Components and Terminologies of the Cassandra backup and recovery

The following table describes the purpose of different components and terminologies of the Cassandra backup and recovery solution.

Table:

Components and Terminologies

Purpose and Definition

Application Cluster

  • Application cluster is the Cassandra production cluster name.

  • Cluster name must be a single word with no white spaces in between words and must be the actual cluster name used in the Cassandra.yaml file on the production nodes.

Protection plan

A protection plan defines when backups are performed, how long the backups are retained, and the type of storage to use.

Once a protection plan is set up, assets can be subscribed to the protection plan.

Backup host

The backup host acts as a proxy client. All the backup and the restore operations are executed through the backup host.

The Cassandra Backup Recovery (CBR) solution, uses the BigData policy with application type cassandra.

The Protection plan uses this backup host.

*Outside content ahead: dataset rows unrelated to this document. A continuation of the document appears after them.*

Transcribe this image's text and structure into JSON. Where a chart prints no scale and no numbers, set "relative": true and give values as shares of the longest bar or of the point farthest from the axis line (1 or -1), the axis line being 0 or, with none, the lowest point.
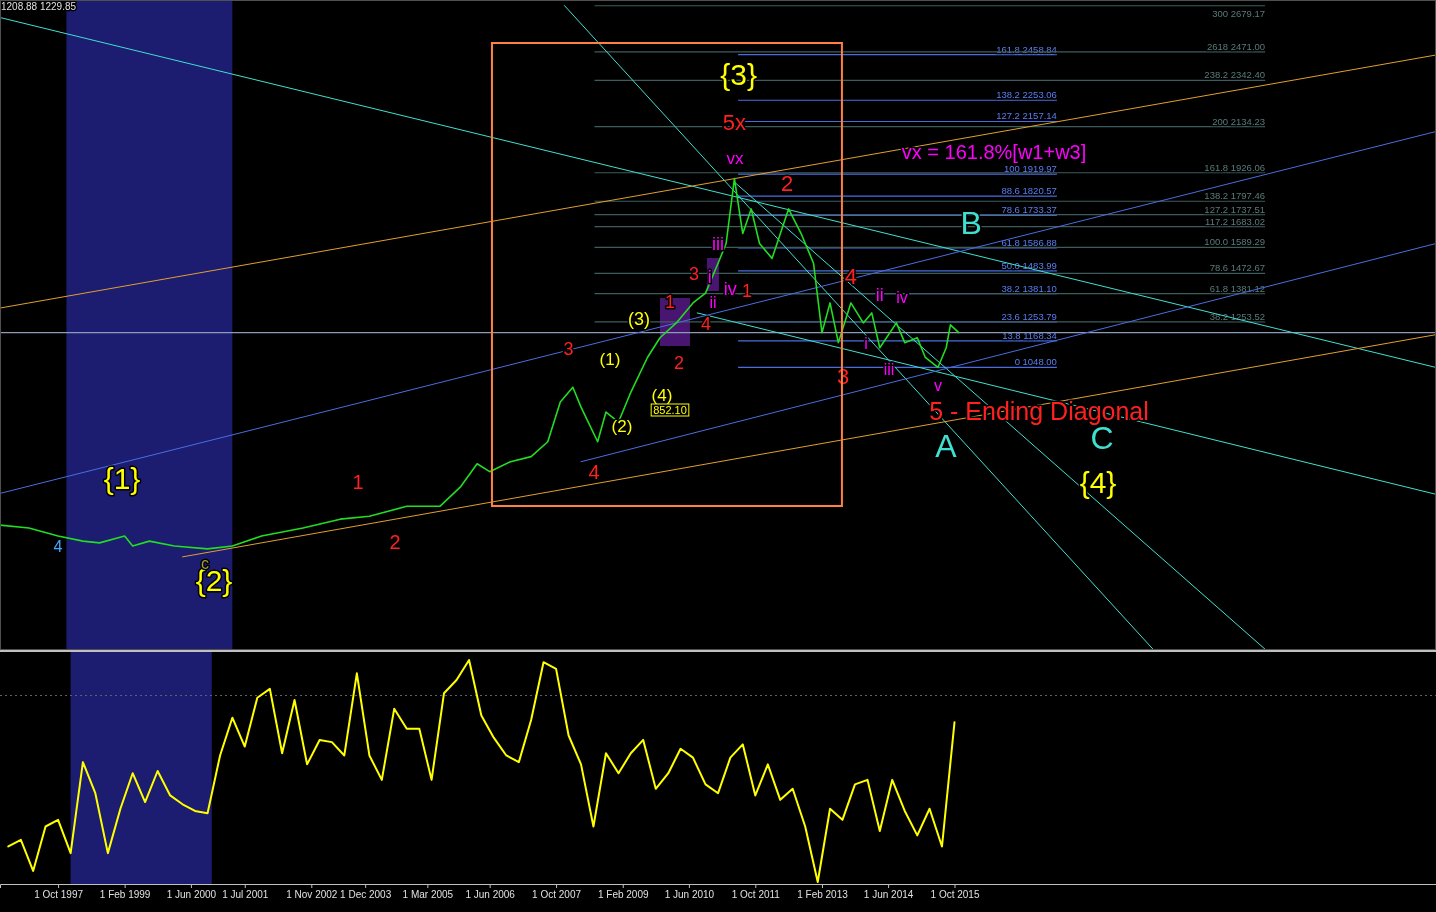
{
  "chart_data": [
    {
      "type": "line",
      "xlim": [
        "1996-08",
        "2025-06"
      ],
      "ylim": [
        -226,
        2705
      ],
      "marker": "none",
      "x": [
        "1996-08",
        "1997-03",
        "1997-10",
        "1998-04",
        "1998-08",
        "1999-02",
        "1999-04",
        "1999-08",
        "2000-02",
        "2000-10",
        "2001-04",
        "2001-11",
        "2002-09",
        "2003-06",
        "2004-01",
        "2004-10",
        "2005-06",
        "2005-11",
        "2006-03",
        "2006-06",
        "2006-11",
        "2007-04",
        "2007-08",
        "2007-11",
        "2008-02",
        "2008-04",
        "2008-08",
        "2008-10",
        "2009-01",
        "2009-04",
        "2009-08",
        "2009-11",
        "2010-03",
        "2010-07",
        "2010-10",
        "2011-01",
        "2011-03",
        "2011-05",
        "2011-07",
        "2011-09",
        "2011-11",
        "2012-02",
        "2012-06",
        "2012-09",
        "2012-12",
        "2013-02",
        "2013-04",
        "2013-06",
        "2013-09",
        "2013-12",
        "2014-02",
        "2014-04",
        "2014-08",
        "2014-10",
        "2015-01",
        "2015-03",
        "2015-06",
        "2015-08",
        "2015-09",
        "2015-11"
      ],
      "series": [
        {
          "color": "#22dd22",
          "values": [
            337,
            324,
            288,
            265,
            257,
            288,
            243,
            265,
            243,
            230,
            243,
            288,
            324,
            364,
            377,
            422,
            422,
            511,
            614,
            578,
            623,
            646,
            713,
            892,
            959,
            869,
            713,
            847,
            802,
            936,
            1093,
            1182,
            1249,
            1339,
            1383,
            1518,
            1607,
            1900,
            1652,
            1763,
            1607,
            1540,
            1763,
            1652,
            1518,
            1205,
            1339,
            1160,
            1339,
            1249,
            1294,
            1137,
            1249,
            1160,
            1182,
            1093,
            1048,
            1137,
            1240,
            1205
          ]
        },
        {
          "type": "line",
          "color": "#40e0d0",
          "x": [
            "1996-08",
            "2025-06"
          ],
          "values": [
            2626,
            1048
          ]
        },
        {
          "type": "line",
          "color": "#40e0d0",
          "x": [
            "2010-08",
            "2025-06"
          ],
          "values": [
            1294,
            476
          ]
        },
        {
          "type": "line",
          "color": "#40e0d0",
          "x": [
            "2007-12",
            "2019-10"
          ],
          "values": [
            2680,
            -226
          ]
        },
        {
          "type": "line",
          "color": "#40e0d0",
          "x": [
            "2011-05",
            "2022-01"
          ],
          "values": [
            1884,
            -226
          ]
        },
        {
          "type": "line",
          "color": "#e0a030",
          "x": [
            "1996-08",
            "2025-06"
          ],
          "values": [
            1316,
            2457
          ]
        },
        {
          "type": "line",
          "color": "#e0a030",
          "x": [
            "2000-04",
            "2025-06"
          ],
          "values": [
            194,
            1196
          ]
        },
        {
          "type": "line",
          "color": "#4a6ee0",
          "x": [
            "1996-08",
            "2025-06"
          ],
          "values": [
            480,
            2112
          ]
        },
        {
          "type": "line",
          "color": "#4a6ee0",
          "x": [
            "2008-04",
            "2025-06"
          ],
          "values": [
            623,
            1607
          ]
        }
      ],
      "bands": [
        {
          "axis": "x",
          "from": "1997-12",
          "to": "2001-04",
          "color": "#1c1c70"
        }
      ],
      "ref_lines": [
        {
          "axis": "y",
          "value": 2458.84,
          "label": "161.8 2458.84",
          "color": "#4a6ee0"
        },
        {
          "axis": "y",
          "value": 2253.06,
          "label": "138.2 2253.06",
          "color": "#4a6ee0"
        },
        {
          "axis": "y",
          "value": 2157.14,
          "label": "127.2 2157.14",
          "color": "#4a6ee0"
        },
        {
          "axis": "y",
          "value": 1919.97,
          "label": "100 1919.97",
          "color": "#4a6ee0"
        },
        {
          "axis": "y",
          "value": 1820.57,
          "label": "88.6 1820.57",
          "color": "#4a6ee0"
        },
        {
          "axis": "y",
          "value": 1733.37,
          "label": "78.6 1733.37",
          "color": "#4a6ee0"
        },
        {
          "axis": "y",
          "value": 1586.88,
          "label": "61.8 1586.88",
          "color": "#4a6ee0"
        },
        {
          "axis": "y",
          "value": 1483.99,
          "label": "50.0 1483.99",
          "color": "#4a6ee0"
        },
        {
          "axis": "y",
          "value": 1381.1,
          "label": "38.2 1381.10",
          "color": "#4a6ee0"
        },
        {
          "axis": "y",
          "value": 1253.79,
          "label": "23.6 1253.79",
          "color": "#4a6ee0"
        },
        {
          "axis": "y",
          "value": 1168.34,
          "label": "13.8 1168.34",
          "color": "#4a6ee0"
        },
        {
          "axis": "y",
          "value": 1048.0,
          "label": "0 1048.00",
          "color": "#4a6ee0"
        },
        {
          "axis": "y",
          "value": 2679.17,
          "label": "300 2679.17",
          "color": "#3e5c5c"
        },
        {
          "axis": "y",
          "value": 2471.0,
          "label": "2618 2471.00",
          "color": "#3e5c5c"
        },
        {
          "axis": "y",
          "value": 2342.4,
          "label": "238.2 2342.40",
          "color": "#3e5c5c"
        },
        {
          "axis": "y",
          "value": 2134.23,
          "label": "200 2134.23",
          "color": "#3e5c5c"
        },
        {
          "axis": "y",
          "value": 1926.06,
          "label": "161.8 1926.06",
          "color": "#3e5c5c"
        },
        {
          "axis": "y",
          "value": 1797.46,
          "label": "138.2 1797.46",
          "color": "#3e5c5c"
        },
        {
          "axis": "y",
          "value": 1737.51,
          "label": "127.2 1737.51",
          "color": "#3e5c5c"
        },
        {
          "axis": "y",
          "value": 1683.02,
          "label": "117.2 1683.02",
          "color": "#3e5c5c"
        },
        {
          "axis": "y",
          "value": 1589.29,
          "label": "100.0 1589.29",
          "color": "#3e5c5c"
        },
        {
          "axis": "y",
          "value": 1472.67,
          "label": "78.6 1472.67",
          "color": "#3e5c5c"
        },
        {
          "axis": "y",
          "value": 1381.12,
          "label": "61.8 1381.12",
          "color": "#3e5c5c"
        },
        {
          "axis": "y",
          "value": 1253.52,
          "label": "38.2 1253.52",
          "color": "#3e5c5c"
        },
        {
          "axis": "y",
          "value": 1205,
          "color": "#8a9ab8"
        }
      ],
      "annotations": [
        "1208.88 1229.85",
        "{1}",
        "{2}",
        {
          "text": "{3}",
          "x": "2011-06",
          "y": 2358
        },
        "{4}",
        "4",
        "c",
        "1",
        "2",
        {
          "text": "3",
          "x": "2008-01",
          "y": 1124
        },
        "4",
        "(1)",
        "(2)",
        {
          "text": "(3)",
          "x": "2009-06",
          "y": 1263
        },
        "(4)",
        "852.10",
        "1",
        "2",
        "3",
        "4",
        {
          "text": "i",
          "x": "2010-11",
          "y": 1450
        },
        "ii",
        {
          "text": "iii",
          "x": "2011-01",
          "y": 1598
        },
        {
          "text": "iv",
          "x": "2011-04",
          "y": 1397
        },
        {
          "text": "1",
          "x": "2011-08",
          "y": 1388
        },
        "vx",
        {
          "text": "5x",
          "x": "2011-05",
          "y": 2144
        },
        "2",
        {
          "text": "4",
          "x": "2013-09",
          "y": 1450
        },
        "3",
        "i",
        {
          "text": "ii",
          "x": "2014-04",
          "y": 1370
        },
        "iii",
        "iv",
        "v",
        "vx = 161.8%[w1+w3]",
        "A",
        {
          "text": "B",
          "x": "2016-02",
          "y": 1687
        },
        "C",
        "5 - Ending Diagonal"
      ]
    },
    {
      "type": "line",
      "relative": true,
      "xlim": [
        "1996-08",
        "2025-06"
      ],
      "marker": "none",
      "xticks": [
        {
          "value": "1997-10-01",
          "label": "1 Oct 1997"
        },
        {
          "value": "1999-02-01",
          "label": "1 Feb 1999"
        },
        {
          "value": "2000-06-01",
          "label": "1 Jun 2000"
        },
        {
          "value": "2001-07-01",
          "label": "1 Jul 2001"
        },
        {
          "value": "2002-11-01",
          "label": "1 Nov 2002"
        },
        {
          "value": "2003-12-01",
          "label": "1 Dec 2003"
        },
        {
          "value": "2005-03-01",
          "label": "1 Mar 2005"
        },
        {
          "value": "2006-06-01",
          "label": "1 Jun 2006"
        },
        {
          "value": "2007-10-01",
          "label": "1 Oct 2007"
        },
        {
          "value": "2009-02-01",
          "label": "1 Feb 2009"
        },
        {
          "value": "2010-06-01",
          "label": "1 Jun 2010"
        },
        {
          "value": "2011-10-01",
          "label": "1 Oct 2011"
        },
        {
          "value": "2013-02-01",
          "label": "1 Feb 2013"
        },
        {
          "value": "2014-06-01",
          "label": "1 Jun 2014"
        },
        {
          "value": "2015-10-01",
          "label": "1 Oct 2015"
        }
      ],
      "x": [
        "1996-10",
        "1997-01",
        "1997-04",
        "1997-07",
        "1997-10",
        "1998-01",
        "1998-04",
        "1998-07",
        "1998-10",
        "1999-01",
        "1999-04",
        "1999-07",
        "1999-10",
        "2000-01",
        "2000-04",
        "2000-07",
        "2000-10",
        "2001-01",
        "2001-04",
        "2001-07",
        "2001-10",
        "2002-01",
        "2002-04",
        "2002-07",
        "2002-10",
        "2003-01",
        "2003-04",
        "2003-07",
        "2003-10",
        "2004-01",
        "2004-04",
        "2004-07",
        "2004-10",
        "2005-01",
        "2005-04",
        "2005-07",
        "2005-10",
        "2006-01",
        "2006-04",
        "2006-07",
        "2006-10",
        "2007-01",
        "2007-04",
        "2007-07",
        "2007-10",
        "2008-01",
        "2008-04",
        "2008-07",
        "2008-10",
        "2009-01",
        "2009-04",
        "2009-07",
        "2009-10",
        "2010-01",
        "2010-04",
        "2010-07",
        "2010-10",
        "2011-01",
        "2011-04",
        "2011-07",
        "2011-10",
        "2012-01",
        "2012-04",
        "2012-07",
        "2012-10",
        "2013-01",
        "2013-04",
        "2013-07",
        "2013-10",
        "2014-01",
        "2014-04",
        "2014-07",
        "2014-10",
        "2015-01",
        "2015-04",
        "2015-07",
        "2015-10"
      ],
      "series": [
        {
          "color": "#ffff00",
          "values": [
            0.16,
            0.19,
            0.05,
            0.25,
            0.28,
            0.13,
            0.54,
            0.4,
            0.13,
            0.33,
            0.49,
            0.36,
            0.5,
            0.39,
            0.35,
            0.32,
            0.31,
            0.57,
            0.74,
            0.61,
            0.83,
            0.87,
            0.58,
            0.82,
            0.53,
            0.64,
            0.63,
            0.57,
            0.94,
            0.57,
            0.46,
            0.78,
            0.69,
            0.69,
            0.46,
            0.85,
            0.91,
            1,
            0.75,
            0.65,
            0.57,
            0.54,
            0.73,
            0.99,
            0.96,
            0.66,
            0.53,
            0.25,
            0.58,
            0.49,
            0.58,
            0.64,
            0.42,
            0.49,
            0.6,
            0.56,
            0.44,
            0.4,
            0.56,
            0.62,
            0.39,
            0.53,
            0.37,
            0.42,
            0.25,
            0,
            0.33,
            0.28,
            0.44,
            0.46,
            0.23,
            0.46,
            0.32,
            0.21,
            0.33,
            0.16,
            0.72
          ]
        }
      ],
      "bands": [
        {
          "axis": "x",
          "from": "1998-01",
          "to": "2000-11",
          "color": "#1c1c70"
        }
      ],
      "ref_lines": [
        {
          "axis": "y",
          "value": 0.84,
          "line_style": "dotted",
          "color": "#606060"
        }
      ]
    }
  ]
}
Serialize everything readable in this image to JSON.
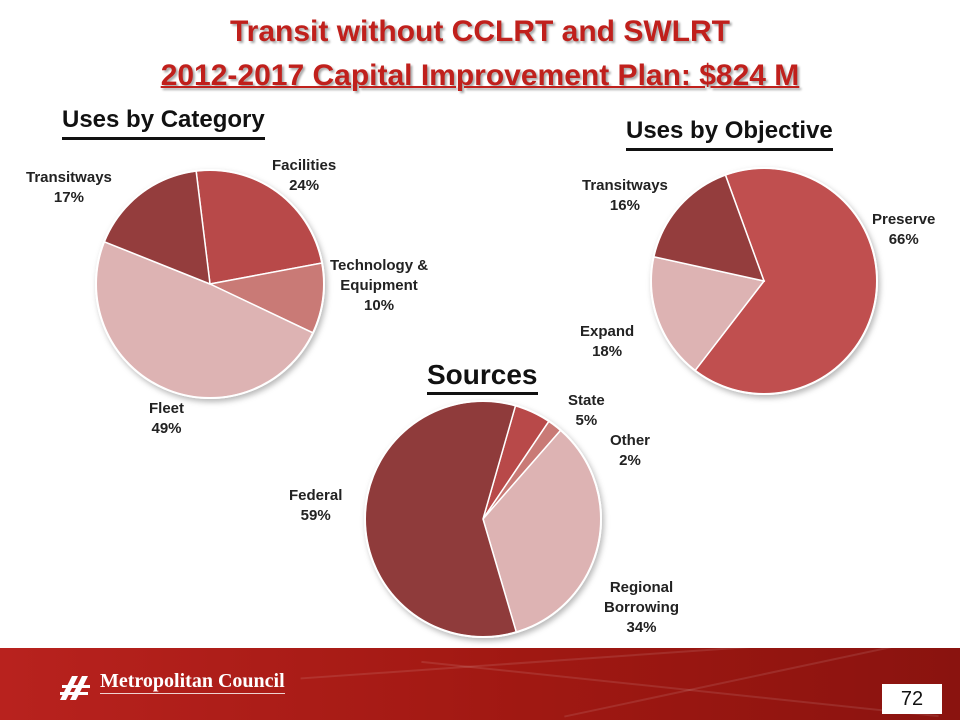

The media server that is used to configure storage server for the CBR solution must be used as backup host.

Note:

You can also use NetBackup client as a backup host.

Cassandra cluster

Represents the Cassandra production cluster that you want to protect

Cassandra Backup Recovery component

The NetBackup thin client which gets deployed on data staging servers and Cassandra cluster to aid in backup and restore operations.

Data staging servers

NetBackup requires a set of servers for backup of Cassandra cluster in addition to the NetBackup primary, and backup hosts. These servers are typically 20% of the total number of servers in the Cassandra cluster. These servers are used to deduplicate the data from Cassandra cluster during backup and optimize the backup process.

During a backup or restore, Cassandra keyspace are streamed in-parallel between the Cassandra cluster and the data staging servers.

The data staging servers, represent a staging cluster. You need to deploy the nodes wherein, they are used depending on the size of data that needs to be backed up or restored.

Data reduction

As part of data reduction the following tasks are performed:

  • Efficient reconciliation

    Efficient reconciliation data for same keys from different nodes are transferred to the same node in the backup nodes.

    Reconciliations happen in-parallel within each data staging servers without any inter-node communication.

  • Record synthesis

    While iterating over the records, columns of the same key from different SStables are merged.

  • Semantic Deduplication

    Stale and duplicate records (replicas) are identified and removed.

NetBackup primary server

All the jobs are executed from the NetBackup primary server.

Parallel streams

The NetBackup parallel streaming framework allows data blocks from multiple nodes to be backed up using multiple backup hosts simultaneously.